Chop up red cabbage and place in glass pyrex container. Cover with boiling water and let it cool to room temperature.

Strain the beautiful purple liquid into a non-reactive pot (such as enamel covered cast iron). Bring to a simmer and let it evaporate for about ten minutes till approximately 3/4 cups of liquid remains. Pour into flat container, such as a glass lasagna pan.

Saturate paper with the liquid. Let dry, then cut into strips. Paper should become a purple toned grey.

Store strips in a dry, sealed plastic container or ziplock bag.

Step 2: How It Works

Cyanadin is the chemical responsible for this reaction. It is a natural, organic compound, a pigment which changes color depending on the pH in its surrounding environment.
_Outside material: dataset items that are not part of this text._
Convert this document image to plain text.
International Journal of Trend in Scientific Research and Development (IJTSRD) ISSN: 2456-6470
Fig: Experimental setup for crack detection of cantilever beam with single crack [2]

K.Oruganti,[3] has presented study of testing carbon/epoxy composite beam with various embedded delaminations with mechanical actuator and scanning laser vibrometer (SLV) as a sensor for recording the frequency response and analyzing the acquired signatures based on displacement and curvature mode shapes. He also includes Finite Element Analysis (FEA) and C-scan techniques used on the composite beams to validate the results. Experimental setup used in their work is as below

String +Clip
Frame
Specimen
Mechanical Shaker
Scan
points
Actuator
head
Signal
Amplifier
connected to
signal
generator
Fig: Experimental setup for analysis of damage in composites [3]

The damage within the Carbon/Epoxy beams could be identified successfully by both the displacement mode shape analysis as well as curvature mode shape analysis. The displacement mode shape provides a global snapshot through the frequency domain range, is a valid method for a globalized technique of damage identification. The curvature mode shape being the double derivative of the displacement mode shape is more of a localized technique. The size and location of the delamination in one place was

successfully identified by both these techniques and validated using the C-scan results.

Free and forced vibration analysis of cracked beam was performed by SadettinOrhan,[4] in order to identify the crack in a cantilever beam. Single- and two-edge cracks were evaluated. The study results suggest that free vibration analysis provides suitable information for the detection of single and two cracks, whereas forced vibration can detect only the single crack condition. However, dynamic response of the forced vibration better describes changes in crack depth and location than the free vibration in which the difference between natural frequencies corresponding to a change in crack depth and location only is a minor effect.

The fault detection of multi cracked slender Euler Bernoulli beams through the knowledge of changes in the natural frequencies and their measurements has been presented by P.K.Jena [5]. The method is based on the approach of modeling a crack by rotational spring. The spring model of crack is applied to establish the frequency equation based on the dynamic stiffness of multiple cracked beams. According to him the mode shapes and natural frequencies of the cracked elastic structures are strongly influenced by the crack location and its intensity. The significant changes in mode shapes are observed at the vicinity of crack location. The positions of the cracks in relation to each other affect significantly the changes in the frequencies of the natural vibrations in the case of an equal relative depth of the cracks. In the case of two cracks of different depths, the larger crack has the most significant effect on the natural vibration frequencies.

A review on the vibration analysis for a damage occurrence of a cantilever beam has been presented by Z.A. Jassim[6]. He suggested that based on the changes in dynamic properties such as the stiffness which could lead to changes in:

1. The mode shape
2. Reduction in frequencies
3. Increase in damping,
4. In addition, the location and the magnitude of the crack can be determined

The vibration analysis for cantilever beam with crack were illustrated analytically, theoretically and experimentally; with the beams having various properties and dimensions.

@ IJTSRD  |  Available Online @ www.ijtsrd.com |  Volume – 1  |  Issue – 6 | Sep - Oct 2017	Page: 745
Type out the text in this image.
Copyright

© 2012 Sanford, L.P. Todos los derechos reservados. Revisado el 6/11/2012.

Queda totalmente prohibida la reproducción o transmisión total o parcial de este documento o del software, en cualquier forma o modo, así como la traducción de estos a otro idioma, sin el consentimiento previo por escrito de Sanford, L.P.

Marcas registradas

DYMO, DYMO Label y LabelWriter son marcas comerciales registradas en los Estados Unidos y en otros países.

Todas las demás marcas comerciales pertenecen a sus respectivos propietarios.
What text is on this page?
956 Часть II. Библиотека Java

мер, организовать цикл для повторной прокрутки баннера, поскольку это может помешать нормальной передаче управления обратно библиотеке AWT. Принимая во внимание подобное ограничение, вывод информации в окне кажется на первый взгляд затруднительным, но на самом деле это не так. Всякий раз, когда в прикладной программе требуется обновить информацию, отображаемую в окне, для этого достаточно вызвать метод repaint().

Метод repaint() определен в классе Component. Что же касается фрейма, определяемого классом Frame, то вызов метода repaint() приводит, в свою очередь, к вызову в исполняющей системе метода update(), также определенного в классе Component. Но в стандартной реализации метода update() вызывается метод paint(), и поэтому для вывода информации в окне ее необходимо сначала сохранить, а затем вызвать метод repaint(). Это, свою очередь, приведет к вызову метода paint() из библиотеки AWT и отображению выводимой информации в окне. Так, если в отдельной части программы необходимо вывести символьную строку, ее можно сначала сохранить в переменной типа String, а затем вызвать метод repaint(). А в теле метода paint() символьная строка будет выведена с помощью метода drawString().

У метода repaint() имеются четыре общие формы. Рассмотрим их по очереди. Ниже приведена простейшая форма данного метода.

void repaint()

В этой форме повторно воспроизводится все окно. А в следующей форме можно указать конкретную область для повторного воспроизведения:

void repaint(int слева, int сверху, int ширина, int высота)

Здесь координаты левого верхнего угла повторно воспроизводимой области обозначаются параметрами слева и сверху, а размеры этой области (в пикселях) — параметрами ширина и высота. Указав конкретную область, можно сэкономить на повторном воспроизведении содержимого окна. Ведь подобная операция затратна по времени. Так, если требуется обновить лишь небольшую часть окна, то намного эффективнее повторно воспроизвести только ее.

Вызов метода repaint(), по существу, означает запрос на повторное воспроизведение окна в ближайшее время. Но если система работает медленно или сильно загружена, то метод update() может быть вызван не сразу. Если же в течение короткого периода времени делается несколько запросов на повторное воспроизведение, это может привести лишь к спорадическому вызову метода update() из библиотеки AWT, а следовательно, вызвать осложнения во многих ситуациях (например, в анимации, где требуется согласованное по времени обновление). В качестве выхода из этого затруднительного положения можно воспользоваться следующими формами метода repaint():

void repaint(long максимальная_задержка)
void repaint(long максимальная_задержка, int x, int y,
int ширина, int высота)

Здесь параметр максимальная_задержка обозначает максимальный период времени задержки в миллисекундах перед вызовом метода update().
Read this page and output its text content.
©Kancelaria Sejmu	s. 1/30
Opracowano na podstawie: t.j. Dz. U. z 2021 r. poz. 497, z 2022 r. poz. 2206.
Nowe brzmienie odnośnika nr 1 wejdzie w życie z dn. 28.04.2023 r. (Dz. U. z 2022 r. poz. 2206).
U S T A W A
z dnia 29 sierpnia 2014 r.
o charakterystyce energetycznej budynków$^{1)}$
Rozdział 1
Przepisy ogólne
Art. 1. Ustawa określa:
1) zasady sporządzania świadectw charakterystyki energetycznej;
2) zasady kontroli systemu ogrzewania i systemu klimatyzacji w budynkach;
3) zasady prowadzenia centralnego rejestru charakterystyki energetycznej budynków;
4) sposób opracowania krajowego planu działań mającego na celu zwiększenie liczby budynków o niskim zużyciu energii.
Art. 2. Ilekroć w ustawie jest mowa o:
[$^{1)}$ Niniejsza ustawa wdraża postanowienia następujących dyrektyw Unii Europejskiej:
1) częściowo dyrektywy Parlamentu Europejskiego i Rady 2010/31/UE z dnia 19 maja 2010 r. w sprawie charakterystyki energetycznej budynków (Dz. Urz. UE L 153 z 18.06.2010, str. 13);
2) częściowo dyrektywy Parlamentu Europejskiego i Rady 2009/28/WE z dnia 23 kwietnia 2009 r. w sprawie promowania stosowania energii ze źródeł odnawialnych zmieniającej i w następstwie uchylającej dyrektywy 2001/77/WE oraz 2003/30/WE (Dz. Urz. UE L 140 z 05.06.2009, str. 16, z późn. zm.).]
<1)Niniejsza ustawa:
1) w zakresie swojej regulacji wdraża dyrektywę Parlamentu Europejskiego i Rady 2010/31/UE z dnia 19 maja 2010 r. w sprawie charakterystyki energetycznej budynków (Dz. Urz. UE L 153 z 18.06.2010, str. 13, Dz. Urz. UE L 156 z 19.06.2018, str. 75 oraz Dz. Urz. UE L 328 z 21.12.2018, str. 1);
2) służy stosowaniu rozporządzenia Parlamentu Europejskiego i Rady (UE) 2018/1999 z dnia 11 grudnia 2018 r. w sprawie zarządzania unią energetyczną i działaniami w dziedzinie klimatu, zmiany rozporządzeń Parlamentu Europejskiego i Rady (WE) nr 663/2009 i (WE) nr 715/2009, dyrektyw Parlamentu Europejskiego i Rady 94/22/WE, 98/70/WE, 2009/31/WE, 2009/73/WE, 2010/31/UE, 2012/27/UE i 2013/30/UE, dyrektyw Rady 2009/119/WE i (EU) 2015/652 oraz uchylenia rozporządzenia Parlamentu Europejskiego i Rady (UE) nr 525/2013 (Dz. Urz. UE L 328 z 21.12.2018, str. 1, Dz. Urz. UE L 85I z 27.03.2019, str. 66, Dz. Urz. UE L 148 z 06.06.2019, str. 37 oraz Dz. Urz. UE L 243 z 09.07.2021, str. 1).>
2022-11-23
It can be found in many fruits, vegetables and flowers, including (in ample quantity) in the purple cabbage. Pouring hot water over the chopped cabbage dissolves the Cyanadin into your water. By simmering and reducing your solution you are increasing the concentration of the pigment, which will then make your colors all the more brilliant.

Using your strips:

Place a drop of liquid to be tested on the strip, then compare the color (best viewed in sunlight) to this pH scale. On the pH scale, any number below 7 is an acid, and above 7 is a base (alkaline). Skin is usually around 6.5 pH.

2 red

4 fushia

6 pink

7 (neutral) purple

7.5 blue

9 turquoise

10 blue-green

12 full green

This is why when you want pink hydrangeas in your garden you will treat the plant with a fertilizer for acid-loving plants, but when you want a blue one you will amend your soil with some garden lime...

Step 3: Using Leftovers

Now that you've played with your food it's time to eat it. Though of course the cabbage you boiled is perfectly edible, I prefer to consume purple cabbage raw. You probably have a good amount left-over after your scientific exploration, so reward yourself with a delicious and gorgeous salad!